Member of the Andhra Pradesh Legislative Assembly
- Incumbent
- Assumed office 2024
- Preceded by: Dadisetti Ramalingeswara Rao
- Constituency: Tuni

Personal details
- Born: 1984 (age 41–42)
- Party: Telugu Desam Party

= Yanamala Divya =

Indian politician (born 1984)

Yanamala Divya (born 1984) is an Indian politician from Andhra Pradesh. She is a first-time member of the Andhra Pradesh Legislative Assembly from the Tuni Assembly constituency in East Godavari district. She represents the Telugu Desam Party and was elected in her debut election in the 2024 Andhra Pradesh Legislative Assembly election.

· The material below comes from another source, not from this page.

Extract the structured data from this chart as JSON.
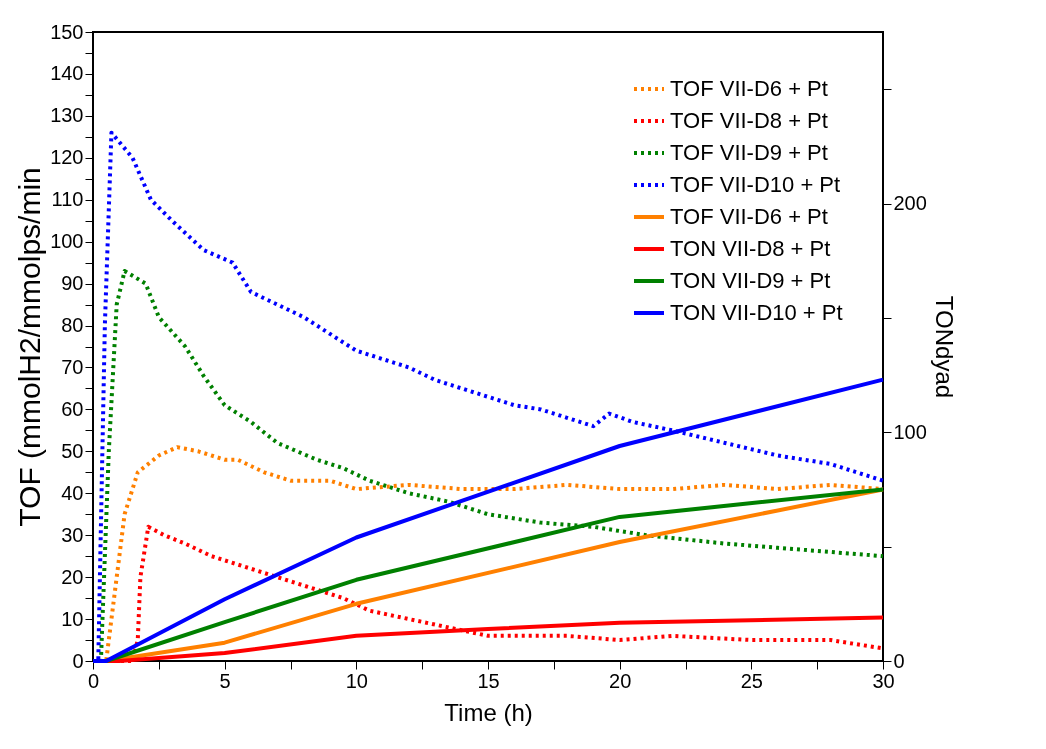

== Early life and education ==
Divya was born in Tuni and is a housewife. Her husband is in Indian Revenue Service. She completed her MBA from Osmania University in 2012. Earlier, she earned her engineering degree in Electronics and Communication, also from Osmania University, in 2006. She is the daughter of former Andhra Pradesh finance minister and former six time MLA from Tuni, Yanamala Rama Krishnudu. She has no criminal cases registered against her and she declared assets worth Rs.9.4 crore in the affidavit submitted to the Election Commission of India before the 2024 polls. Her paternal uncle, Yanamala Krishnudu, who lost the MLA election twice on TDP ticket, quit the party after 40 years as he was denied an MLC ticket.

== Political career ==
Following in the footsteps of her father, Divya entered politics and in 2023, she was appointed the district incharge. She was nominated for and won the 2024 Andhra Pradesh Legislative Assembly election from Tuni Assembly constituency representing Telugu Desam Party. She polled 97,206 votes and defeated her nearest rival, Dadisetti Raja of YSR Congress Party by a margin of 15,177 votes. She was appointed whip in Assembly on 12 November 2024.